Jika dahulu warga terbiasa tinggal lama di rumah ladang, kini banyak warga yang justru bertahan tinggal di dusun atau pulang hari dari rumah ladang terutama jika ada tontonan. Tua muda, laki-laki perempuan, bahkan bayi pun ikut membaur menjadi satu melihat segala jenis hiburan yang ditawarkan televisi.
Televisi sebenarnya bukan satu-satunya barang modern. Masih ada genset, VCD, sepeda motor, sepeda kayuh, dan radio adalah sedikit contoh perubahan sosial yang telah terjadi di Datai. Tidak ada perubahan tanpa disertai dampak. Ada yang baik dan ada juga yang buruk. Dampak paling mudah bisa dilihat dari pemakaian bahasa yang digunakan.
"lu, gue" menjadi bagian dari percakapan anak-anak dan kaum muda Datai. Belum lagi dengan acara-acara di televisi yang juga berpengaruh terhadap pola konsumsi warga dan termasuk didalamnya adalah gaya hidup.
Kebanggan terhadap suku Talang Mamak tidak terlepas dari sejarah kepemimpinan Talang Mamak dan Melayu sekitar sungai Kuantan, Cinaku dan Gangsal. Kepemimpinan talang mamak tercermin dari pepatah "sembilan batin Gangsal, sepuluh jan denalah, denalah pasak melintang. Sembilan batin Cinaku, sepuluh jan anak talang. Anak talang tagas binting aduan beserta ranting cawang, berinduk ke Tigabalai, beribu ke Pagaruyung, berbapa ke Indragiri beraja ke Sultan Rengat". Ini menunjukkan bahwa kepemimpinan oarang Talang Mamak disepanjang sungai Gangsal, sungai Cenaku (penduduk melayu) dan daerah lainnya berpusat di Tigabalai, beribu ke kekerajaan Pagaruyung (Minangkabau) dan beraja ke kerajaan Indragiri. Secara politis, mereka ingin mendapatkan legitimasi dan dukungan dua kerajaan tersebut.
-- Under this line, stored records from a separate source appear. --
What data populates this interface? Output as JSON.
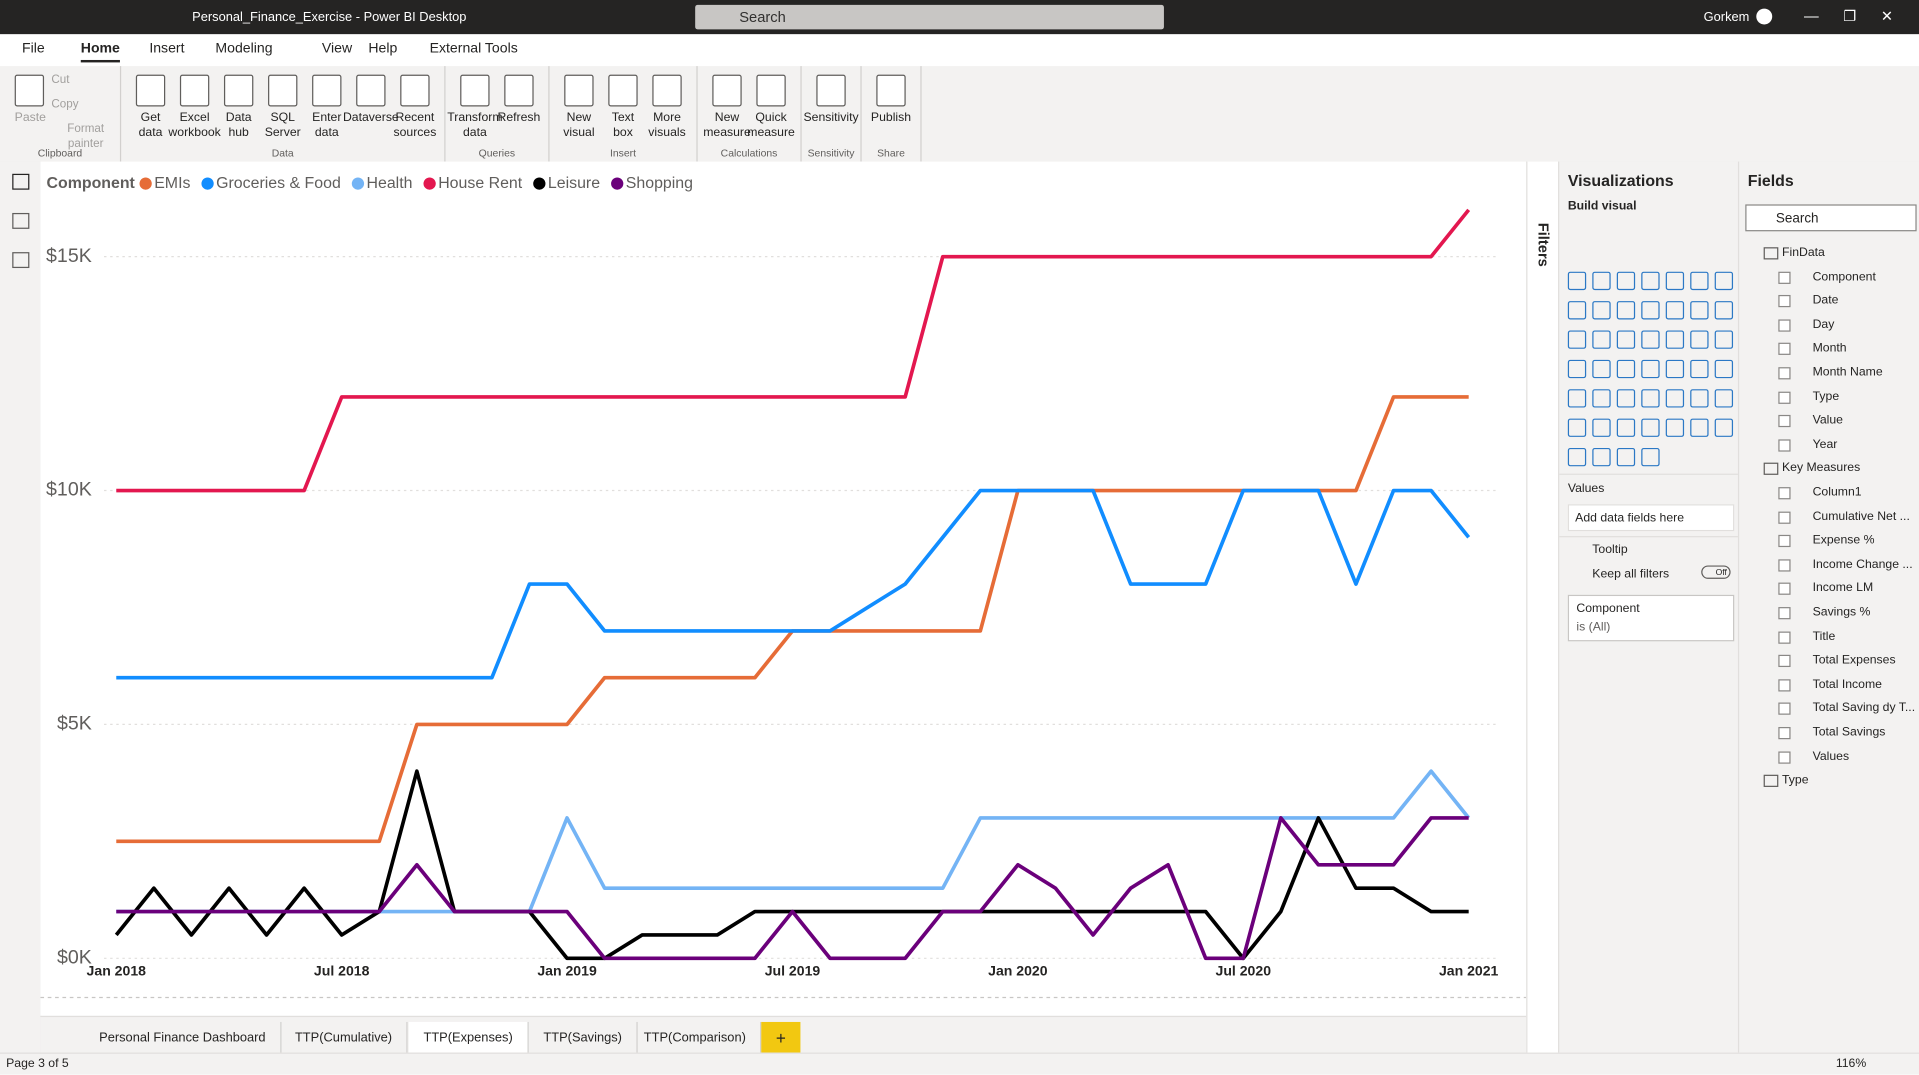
{
  "window": {
    "title": "Personal_Finance_Exercise - Power BI Desktop",
    "search": "Search",
    "user": "Gorkem"
  },
  "menu": [
    "File",
    "Home",
    "Insert",
    "Modeling",
    "View",
    "Help",
    "External Tools"
  ],
  "active_menu": 1,
  "ribbon": [
    {
      "name": "Clipboard",
      "buttons": [
        "Paste",
        "Cut",
        "Copy",
        "Format painter"
      ]
    },
    {
      "name": "Data",
      "buttons": [
        "Get data",
        "Excel workbook",
        "Data hub",
        "SQL Server",
        "Enter data",
        "Dataverse",
        "Recent sources"
      ]
    },
    {
      "name": "Queries",
      "buttons": [
        "Transform data",
        "Refresh"
      ]
    },
    {
      "name": "Insert",
      "buttons": [
        "New visual",
        "Text box",
        "More visuals"
      ]
    },
    {
      "name": "Calculations",
      "buttons": [
        "New measure",
        "Quick measure"
      ]
    },
    {
      "name": "Sensitivity",
      "buttons": [
        "Sensitivity"
      ]
    },
    {
      "name": "Share",
      "buttons": [
        "Publish"
      ]
    }
  ],
  "chart_data": {
    "type": "line",
    "legend_title": "Component",
    "categories": [
      "Jan 2018",
      null,
      null,
      null,
      null,
      null,
      "Jul 2018",
      null,
      null,
      null,
      null,
      null,
      "Jan 2019",
      null,
      null,
      null,
      null,
      null,
      "Jul 2019",
      null,
      null,
      null,
      null,
      null,
      "Jan 2020",
      null,
      null,
      null,
      null,
      null,
      "Jul 2020",
      null,
      null,
      null,
      null,
      null,
      "Jan 2021"
    ],
    "series": [
      {
        "name": "EMIs",
        "color": "#e66c37",
        "values": [
          2500,
          2500,
          2500,
          2500,
          2500,
          2500,
          2500,
          2500,
          5000,
          5000,
          5000,
          5000,
          5000,
          6000,
          6000,
          6000,
          6000,
          6000,
          7000,
          7000,
          7000,
          7000,
          7000,
          7000,
          10000,
          10000,
          10000,
          10000,
          10000,
          10000,
          10000,
          10000,
          10000,
          10000,
          12000,
          12000,
          12000
        ]
      },
      {
        "name": "Groceries & Food",
        "color": "#118dff",
        "values": [
          6000,
          6000,
          6000,
          6000,
          6000,
          6000,
          6000,
          6000,
          6000,
          6000,
          6000,
          8000,
          8000,
          7000,
          7000,
          7000,
          7000,
          7000,
          7000,
          7000,
          7500,
          8000,
          9000,
          10000,
          10000,
          10000,
          10000,
          8000,
          8000,
          8000,
          10000,
          10000,
          10000,
          8000,
          10000,
          10000,
          9000
        ]
      },
      {
        "name": "Health",
        "color": "#74b4f5",
        "values": [
          1000,
          1000,
          1000,
          1000,
          1000,
          1000,
          1000,
          1000,
          1000,
          1000,
          1000,
          1000,
          3000,
          1500,
          1500,
          1500,
          1500,
          1500,
          1500,
          1500,
          1500,
          1500,
          1500,
          3000,
          3000,
          3000,
          3000,
          3000,
          3000,
          3000,
          3000,
          3000,
          3000,
          3000,
          3000,
          4000,
          3000
        ]
      },
      {
        "name": "House Rent",
        "color": "#e3174f",
        "values": [
          10000,
          10000,
          10000,
          10000,
          10000,
          10000,
          12000,
          12000,
          12000,
          12000,
          12000,
          12000,
          12000,
          12000,
          12000,
          12000,
          12000,
          12000,
          12000,
          12000,
          12000,
          12000,
          15000,
          15000,
          15000,
          15000,
          15000,
          15000,
          15000,
          15000,
          15000,
          15000,
          15000,
          15000,
          15000,
          15000,
          16000
        ]
      },
      {
        "name": "Leisure",
        "color": "#000000",
        "values": [
          500,
          1500,
          500,
          1500,
          500,
          1500,
          500,
          1000,
          4000,
          1000,
          1000,
          1000,
          0,
          0,
          500,
          500,
          500,
          1000,
          1000,
          1000,
          1000,
          1000,
          1000,
          1000,
          1000,
          1000,
          1000,
          1000,
          1000,
          1000,
          0,
          1000,
          3000,
          1500,
          1500,
          1000,
          1000
        ]
      },
      {
        "name": "Shopping",
        "color": "#6b007b",
        "values": [
          1000,
          1000,
          1000,
          1000,
          1000,
          1000,
          1000,
          1000,
          2000,
          1000,
          1000,
          1000,
          1000,
          0,
          0,
          0,
          0,
          0,
          1000,
          0,
          0,
          0,
          1000,
          1000,
          2000,
          1500,
          500,
          1500,
          2000,
          0,
          0,
          3000,
          2000,
          2000,
          2000,
          3000,
          3000
        ]
      }
    ],
    "ylim": [
      0,
      16300
    ],
    "yticks": [
      {
        "value": 0,
        "label": "$0K"
      },
      {
        "value": 5000,
        "label": "$5K"
      },
      {
        "value": 10000,
        "label": "$10K"
      },
      {
        "value": 15000,
        "label": "$15K"
      }
    ],
    "grid": true
  },
  "filters": "Filters",
  "visualizations": {
    "title": "Visualizations",
    "build": "Build visual",
    "values": "Values",
    "add": "Add data fields here",
    "tooltip": "Tooltip",
    "keep": "Keep all filters",
    "toggle": "Off",
    "filter_field": "Component",
    "filter_value": "is (All)"
  },
  "fields": {
    "title": "Fields",
    "search": "Search",
    "tables": [
      {
        "name": "FinData",
        "items": [
          "Component",
          "Date",
          "Day",
          "Month",
          "Month Name",
          "Type",
          "Value",
          "Year"
        ]
      },
      {
        "name": "Key Measures",
        "items": [
          "Column1",
          "Cumulative Net ...",
          "Expense %",
          "Income Change ...",
          "Income LM",
          "Savings %",
          "Title",
          "Total Expenses",
          "Total Income",
          "Total Saving dy T...",
          "Total Savings",
          "Values"
        ]
      },
      {
        "name": "Type",
        "items": []
      }
    ]
  },
  "pages": [
    "Personal Finance Dashboard",
    "TTP(Cumulative)",
    "TTP(Expenses)",
    "TTP(Savings)",
    "TTP(Comparison)"
  ],
  "active_page": 2,
  "status": "Page 3 of 5",
  "zoom": "116%"
}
Ketegaran Talang Mamak dalam mempertahankan wilayah adat telah dibuktikan Patih Lanian, tokoh tradisional Talang Mamak, penduduk desa Durian Cacar, kecamatan Kelayang. Ia dan kelompoknya tidak rela hutan mereka di serobot perusahaan yang masuk kedesa silih berganti tanpa kompromi. Sudah cukup lama mereka menderita sebagai akibat kebijakan yang diberlakukan, mempromosikan mereka sebagai pihak yang termarginalkan.
Sepanjang Orde Baru, Patih Laman dan kelompoknya harus bergerilya dari tingkat kecamatan, Gubernur sampai Presiden dan Komnas HAM. Berjuang dan memohon agar hutan ulayat desa seluas 11.698 hektar tetap dipertahankan.
Tekanan dan intimidasi mereka terima dengan kesabaran dan keyakinan, sampai akhirnya perjuangan mereka berhasil. Patih Laman contoh keberhasilan satu kelompok suku asli Riau dalam mempertahankan haknya. WWF International memberikan penghargaan WWF Award for Conservation Maret 1999 yang diterima di Kinabalu, Malaysia.
DAFTAR PUSTAKA
Rab, Tabrani. 2002. Nasib Suku Asli di Riau. Pekanbaru: Riau Cultural Institute.